Irse de ahí es el pedido que se repite en cada caso. No importan las cuestiones de salud, ni las ratas y cucarachas que circulan a plena luz del día por los pasillos y paredes, ni el hacinamiento, ni el frio o el calor. Todo eso se desvanecería si se pudiera recibir visitas, cortar aunque sea un rato con ese encierro asfixiante.
Rodrigo también quiere irse. “Acá no hay ninguna recreación”; además, hace algunos días que terminó en los buzones donde todo lo que pueden llevar es una muda de ropa y escasos elementos de limpieza. “No tengo ni cepillo de dientes”, dice mientras acepta una pastilla “una sola porque ¿sabe con qué me lavo los dientes?, con aquél jabón. Es raro pero no me pasan otra cosa”.
Lo que más le preocupa de todas formas es salir de ahí, comunicarse con el afuera aunque sea un rato. “No puedo tener ninguna comunicación, me están obstruyendo mi contención, poder salir a estudiar a trabajar no sé…ya me conozco todo lo que dice la pared, y me leí esto que son como 300 hojas”. Rodrigo muestra orgulloso un libro.

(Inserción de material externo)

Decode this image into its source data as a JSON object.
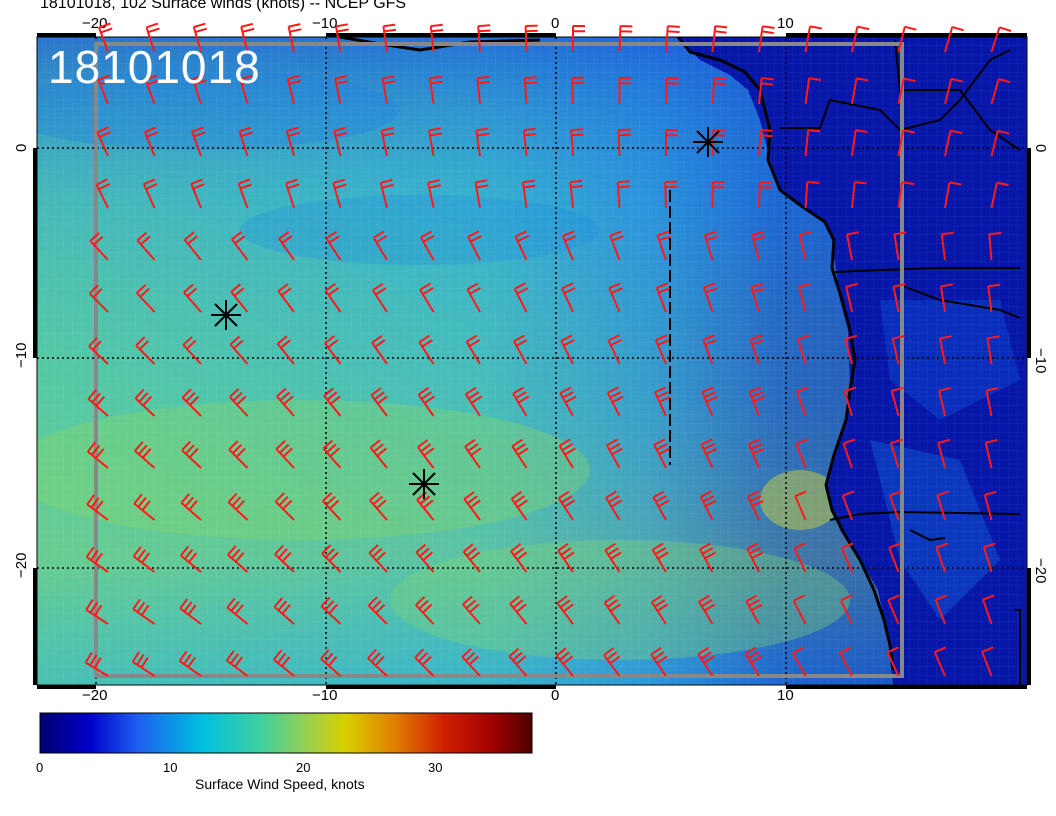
{
  "title": "18101018, 102 Surface winds (knots) -- NCEP GFS",
  "stamp": "18101018",
  "axes": {
    "x_ticks": [
      "−20",
      "−10",
      "0",
      "10"
    ],
    "y_ticks": [
      "0",
      "−10",
      "−20"
    ]
  },
  "colorbar": {
    "label": "Surface Wind Speed, knots",
    "ticks": [
      "0",
      "10",
      "20",
      "30"
    ],
    "colors": [
      "#000080",
      "#0000d0",
      "#2a6cf0",
      "#00c8d8",
      "#50d090",
      "#c8d000",
      "#e07000",
      "#c00000",
      "#600000"
    ]
  },
  "markers": {
    "symbol": "asterisk",
    "count": 3
  },
  "colors": {
    "barb": "#ff1a1a",
    "coast": "#000000",
    "grid": "#000000",
    "ocean_high": "#66d18e",
    "ocean_low": "#0a1fb0"
  }
}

_ ¿Cómo hiciste para que te lo dejen traer?
_ Y yo no tenía sanción, entonces me traían el parte y decían lo tenés que firmar porque si no te hago otro más por falta de respeto. Bueno yo te voy a firmar pero vos me tenés que dar otra cosa a cambio, ¿qué querés?, me dijo. Quiero un libro” -dice y agrega-, “yo me eduqué en la cárcel”.
[pullquote]de las 1400 personas alojadas en la unidad sólo 418 accedían a actividades laborales[/pullquote]
Pero ese esfuerzo que debería servir para acceder a la morigeración de su pena va cayendo en saco roto en ese agujero que es Sierra Chica. Los buzones son el pabellón para los castigados con o sin motivo, y Rodrigo sabe que cada día en ese lugar implica que le bajen el puntaje en su conducta. Por lo menos logró leer otro libro.
Según los datos de las autoridades de las 1400 personas alojadas en la unidad sólo 418 accedían a «actividades laborales». O sea que el 70% de los detenidos restantes no pueden realizar ningún tipo de actividad. Detallado en ese mismo informe estaba el acceso a la educación “las actividades son: una vez a la semana por pabellón tienen actividades Deportivas a cargo de profesores de gimnasia, la posibilidad de concurrir a la escuela primaria o secundaria y cursos de formación”.
La libertad es fiebre
¿Cómo salir de Sierra Chica? ¿Alguien, alguna vez podrá salir de ese lugar? ¿Cómo denunciar la tortura que avala el estado, que sostiene la burocracia penal, que eligen no ver ni escuchar sus funcionarios? ¿Cómo describir el hambre y la ansiedad que provoca el aislamiento más absoluto?, ¿con qué herramientas, si el encierro vuelve todo un eufemismo? ¿Cómo cerrar esta crónica si nunca encontró las palabras que nombren lo que ahí pasa?
M.S.V
(…) Ayer volví a salir de una cárcel, esas rejas volvieron a cerrarse. Y el horror sigue amaneciendo. Un horror que provoca la misma tristeza, que alimenta la bronca, que reedita el pavor. Y salí de esa cárcel con un puñado de compañeros que han visto tanto, pero que siguen conmoviéndose con cada relato, con cada mirada, con cada grito de dolor.
Las rejas se cierran, sigue amaneciendo el horror. Pero estamos despabilados. Despabiladísimos.